Spot on. This sort of out-of-the-box thinking is definitely one of the most
important things in the career of an engineer.

------
uniclaude
Yes, sometimes the data structure you need is either:

\- unavailable (in a permissive license in) the platform you're currently
using.

\- available with an unsatisfying implementation.

If you're lucky, your employer will allow you to contribute to open source
during your working hours so other developers won't need to re-implement it.

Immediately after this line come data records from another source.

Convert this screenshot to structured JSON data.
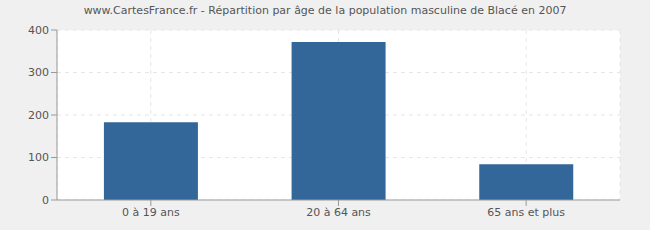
{
  "chart_data": {
    "type": "bar",
    "title": "www.CartesFrance.fr - Répartition par âge de la population masculine de Blacé en 2007",
    "categories": [
      "0 à 19 ans",
      "20 à 64 ans",
      "65 ans et plus"
    ],
    "values": [
      183,
      372,
      84
    ],
    "color": "#336699",
    "ylim": [
      0,
      400
    ],
    "yticks": [
      0,
      100,
      200,
      300,
      400
    ],
    "grid": true
  }
}
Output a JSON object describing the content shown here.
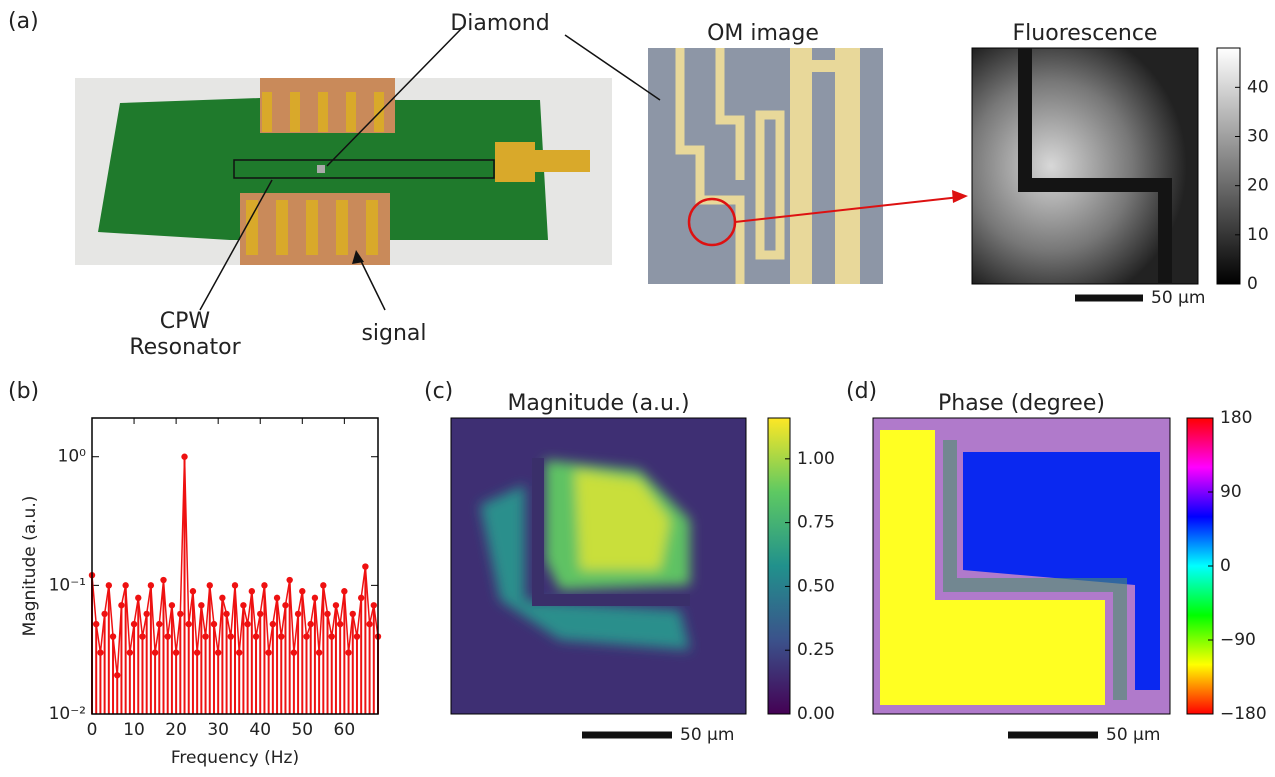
{
  "panel_labels": [
    "(a)",
    "(b)",
    "(c)",
    "(d)"
  ],
  "photo": {
    "diamond": "Diamond",
    "cpw": [
      "CPW",
      "Resonator"
    ],
    "signal": "signal"
  },
  "om_image": {
    "title": "OM image"
  },
  "chart_data": [
    {
      "type": "stem",
      "xlabel": "Frequency (Hz)",
      "ylabel": "Magnitude (a.u.)",
      "color": "#ee1111",
      "log_y": true,
      "x": [
        0,
        1,
        2,
        3,
        4,
        5,
        6,
        7,
        8,
        9,
        10,
        11,
        12,
        13,
        14,
        15,
        16,
        17,
        18,
        19,
        20,
        21,
        22,
        23,
        24,
        25,
        26,
        27,
        28,
        29,
        30,
        31,
        32,
        33,
        34,
        35,
        36,
        37,
        38,
        39,
        40,
        41,
        42,
        43,
        44,
        45,
        46,
        47,
        48,
        49,
        50,
        51,
        52,
        53,
        54,
        55,
        56,
        57,
        58,
        59,
        60,
        61,
        62,
        63,
        64,
        65,
        66,
        67,
        68
      ],
      "values": [
        0.12,
        0.05,
        0.03,
        0.06,
        0.1,
        0.04,
        0.02,
        0.07,
        0.1,
        0.03,
        0.05,
        0.08,
        0.04,
        0.06,
        0.1,
        0.03,
        0.05,
        0.11,
        0.04,
        0.07,
        0.03,
        0.06,
        1,
        0.05,
        0.09,
        0.03,
        0.07,
        0.04,
        0.1,
        0.05,
        0.03,
        0.08,
        0.06,
        0.04,
        0.1,
        0.03,
        0.07,
        0.05,
        0.09,
        0.04,
        0.06,
        0.1,
        0.03,
        0.05,
        0.08,
        0.04,
        0.07,
        0.11,
        0.03,
        0.06,
        0.09,
        0.04,
        0.05,
        0.08,
        0.03,
        0.1,
        0.06,
        0.04,
        0.07,
        0.05,
        0.09,
        0.03,
        0.06,
        0.04,
        0.08,
        0.14,
        0.05,
        0.07,
        0.04
      ],
      "xlim": [
        0,
        68
      ],
      "xticks": [
        0,
        10,
        20,
        30,
        40,
        50,
        60
      ],
      "ylim": [
        0.01,
        2
      ],
      "yticks": [
        {
          "value": 0.01,
          "label": "10⁻²"
        },
        {
          "value": 0.1,
          "label": "10⁻¹"
        },
        {
          "value": 1,
          "label": "10⁰"
        }
      ]
    },
    {
      "type": "colorbar",
      "title": "Fluorescence",
      "scale_bar": "50 μm",
      "colors": [
        "#000000",
        "#ffffff"
      ],
      "ylim": [
        0,
        48
      ],
      "yticks": [
        0,
        10,
        20,
        30,
        40
      ]
    },
    {
      "type": "colorbar",
      "title": "Magnitude (a.u.)",
      "scale_bar": "50 μm",
      "colors": [
        "#440154",
        "#3b528b",
        "#21918c",
        "#5ec962",
        "#fde725"
      ],
      "ylim": [
        0,
        1.16
      ],
      "yticks": [
        {
          "value": 0,
          "label": "0.00"
        },
        {
          "value": 0.25,
          "label": "0.25"
        },
        {
          "value": 0.5,
          "label": "0.50"
        },
        {
          "value": 0.75,
          "label": "0.75"
        },
        {
          "value": 1,
          "label": "1.00"
        }
      ]
    },
    {
      "type": "colorbar",
      "title": "Phase (degree)",
      "scale_bar": "50 μm",
      "colors": [
        "#ff0000",
        "#ffff00",
        "#00ff00",
        "#00ffff",
        "#0000ff",
        "#ff00ff",
        "#ff0000"
      ],
      "ylim": [
        -180,
        180
      ],
      "yticks": [
        {
          "value": -180,
          "label": "−180"
        },
        {
          "value": -90,
          "label": "−90"
        },
        0,
        90,
        180
      ]
    }
  ]
}
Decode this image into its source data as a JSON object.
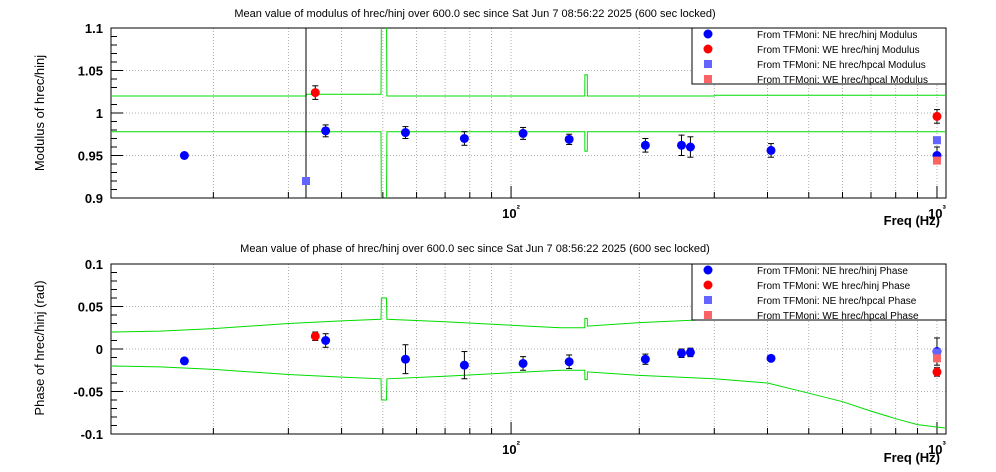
{
  "chart_data": [
    {
      "type": "scatter",
      "title": "Mean value of modulus of hrec/hinj over 600.0 sec since Sat Jun  7 08:56:22 2025 (600 sec locked)",
      "xlabel": "Freq (Hz)",
      "ylabel": "Modulus of hrec/hinj",
      "xscale": "log",
      "xlim": [
        11.5,
        1050
      ],
      "ylim": [
        0.9,
        1.1
      ],
      "yticks": [
        0.9,
        0.95,
        1,
        1.05,
        1.1
      ],
      "ytick_labels": [
        "0.9",
        "0.95",
        "1",
        "1.05",
        "1.1"
      ],
      "xticks": [
        100,
        1000
      ],
      "xtick_labels": [
        "10²",
        "10³"
      ],
      "grid": true,
      "legend_position": "top-right",
      "series": [
        {
          "name": "From TFMoni: NE hrec/hinj Modulus",
          "color": "#0000ff",
          "marker": "circle",
          "x": [
            17.1,
            36.7,
            56.5,
            77.7,
            106.7,
            136.9,
            206.7,
            251.3,
            263.7,
            407.7,
            1000
          ],
          "y": [
            0.95,
            0.979,
            0.977,
            0.97,
            0.976,
            0.969,
            0.962,
            0.962,
            0.96,
            0.956,
            0.95
          ],
          "err": [
            0.0,
            0.007,
            0.007,
            0.008,
            0.007,
            0.006,
            0.008,
            0.012,
            0.012,
            0.008,
            0.01
          ]
        },
        {
          "name": "From TFMoni: WE hrec/hinj Modulus",
          "color": "#ff0000",
          "marker": "circle",
          "x": [
            34.7,
            1000
          ],
          "y": [
            1.024,
            0.996
          ],
          "err": [
            0.008,
            0.008
          ]
        },
        {
          "name": "From TFMoni: NE hrec/hpcal Modulus",
          "color": "#6464ff",
          "marker": "square",
          "x": [
            33.0,
            1000
          ],
          "y": [
            0.92,
            0.968
          ],
          "err": [
            0.0,
            0.0
          ]
        },
        {
          "name": "From TFMoni: WE hrec/hpcal Modulus",
          "color": "#ff6464",
          "marker": "square",
          "x": [
            1000
          ],
          "y": [
            0.944
          ],
          "err": [
            0.0
          ]
        }
      ],
      "bands": [
        {
          "name": "upper",
          "color": "#00dd00",
          "x": [
            11.5,
            33.0,
            33.1,
            49.5,
            49.6,
            51.0,
            51.1,
            149.0,
            149.1,
            151.0,
            151.1,
            300.0,
            301.0,
            1050
          ],
          "y": [
            1.02,
            1.02,
            1.022,
            1.022,
            1.12,
            1.12,
            1.02,
            1.02,
            1.045,
            1.045,
            1.02,
            1.02,
            1.021,
            1.021
          ]
        },
        {
          "name": "lower",
          "color": "#00dd00",
          "x": [
            11.5,
            49.5,
            49.6,
            51.0,
            51.1,
            149.0,
            149.1,
            151.0,
            151.1,
            1050
          ],
          "y": [
            0.978,
            0.978,
            0.88,
            0.88,
            0.978,
            0.978,
            0.955,
            0.955,
            0.978,
            0.978
          ]
        }
      ],
      "marker_line_x": 33.0
    },
    {
      "type": "scatter",
      "title": "Mean value of phase of hrec/hinj over 600.0 sec since Sat Jun  7 08:56:22 2025 (600 sec locked)",
      "xlabel": "Freq (Hz)",
      "ylabel": "Phase of hrec/hinj (rad)",
      "xscale": "log",
      "xlim": [
        11.5,
        1050
      ],
      "ylim": [
        -0.1,
        0.1
      ],
      "yticks": [
        -0.1,
        -0.05,
        0,
        0.05,
        0.1
      ],
      "ytick_labels": [
        "-0.1",
        "-0.05",
        "0",
        "0.05",
        "0.1"
      ],
      "xticks": [
        100,
        1000
      ],
      "xtick_labels": [
        "10²",
        "10³"
      ],
      "grid": true,
      "legend_position": "top-right",
      "series": [
        {
          "name": "From TFMoni: NE hrec/hinj Phase",
          "color": "#0000ff",
          "marker": "circle",
          "x": [
            17.1,
            36.7,
            56.5,
            77.7,
            106.7,
            136.9,
            206.7,
            251.3,
            263.7,
            407.7,
            1000
          ],
          "y": [
            -0.014,
            0.01,
            -0.012,
            -0.019,
            -0.017,
            -0.015,
            -0.012,
            -0.005,
            -0.004,
            -0.011,
            -0.003
          ],
          "err": [
            0.0,
            0.008,
            0.017,
            0.016,
            0.008,
            0.008,
            0.006,
            0.005,
            0.005,
            0.0,
            0.016
          ]
        },
        {
          "name": "From TFMoni: WE hrec/hinj Phase",
          "color": "#ff0000",
          "marker": "circle",
          "x": [
            34.7,
            1000
          ],
          "y": [
            0.015,
            -0.027
          ],
          "err": [
            0.005,
            0.005
          ]
        },
        {
          "name": "From TFMoni: NE hrec/hpcal Phase",
          "color": "#6464ff",
          "marker": "square",
          "x": [
            1000
          ],
          "y": [
            -0.004
          ],
          "err": [
            0.0
          ]
        },
        {
          "name": "From TFMoni: WE hrec/hpcal Phase",
          "color": "#ff6464",
          "marker": "square",
          "x": [
            1000
          ],
          "y": [
            -0.011
          ],
          "err": [
            0.0
          ]
        }
      ],
      "bands": [
        {
          "name": "upper",
          "color": "#00dd00",
          "x": [
            11.5,
            15,
            20,
            30,
            40,
            49.5,
            49.6,
            51.0,
            51.1,
            70,
            100,
            130,
            149.0,
            149.1,
            151.0,
            151.1,
            200,
            300,
            400,
            500,
            600,
            700,
            800,
            900,
            1050
          ],
          "y": [
            0.02,
            0.021,
            0.024,
            0.03,
            0.033,
            0.035,
            0.06,
            0.06,
            0.035,
            0.032,
            0.028,
            0.025,
            0.025,
            0.036,
            0.036,
            0.027,
            0.031,
            0.035,
            0.037,
            0.038,
            0.039,
            0.04,
            0.04,
            0.04,
            0.04
          ]
        },
        {
          "name": "lower",
          "color": "#00dd00",
          "x": [
            11.5,
            15,
            20,
            30,
            40,
            49.5,
            49.6,
            51.0,
            51.1,
            70,
            100,
            130,
            149.0,
            149.1,
            151.0,
            151.1,
            200,
            300,
            400,
            500,
            600,
            700,
            800,
            900,
            1050
          ],
          "y": [
            -0.02,
            -0.021,
            -0.024,
            -0.03,
            -0.033,
            -0.035,
            -0.06,
            -0.06,
            -0.035,
            -0.032,
            -0.028,
            -0.025,
            -0.025,
            -0.036,
            -0.036,
            -0.027,
            -0.031,
            -0.035,
            -0.04,
            -0.052,
            -0.062,
            -0.073,
            -0.082,
            -0.089,
            -0.093
          ]
        }
      ],
      "marker_line_x": null
    }
  ]
}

Now, if the question is about whether I needed to come up with a totally novel
data structure at the office, the answer is no in my case.

------
kafkaesq
Not every day but often enough, for sure. Usually it's really nothing special,
just a simple abstraction that helps prevent boilerplate accumulation and
possible error sources throughout the rest of the codebase (or head off
external dependencies).

For example, rather than import some all-things-to-all-people, infinitely
scalable graph theory package, sometimes it's better to just spend 45 minutes
writing a simple vertex-to-vertex map (to provide a piece of functionality
that you _know_ won't change).

Heck, sometimes it's even substantially quicker to roll your own data
structure than go searching for a mature library that claims to provide it
(and evaluate whether it's really properly maintained or won't otherwise
impose technical debt on your project). What's key is knowing when to make
that judgement call, of course.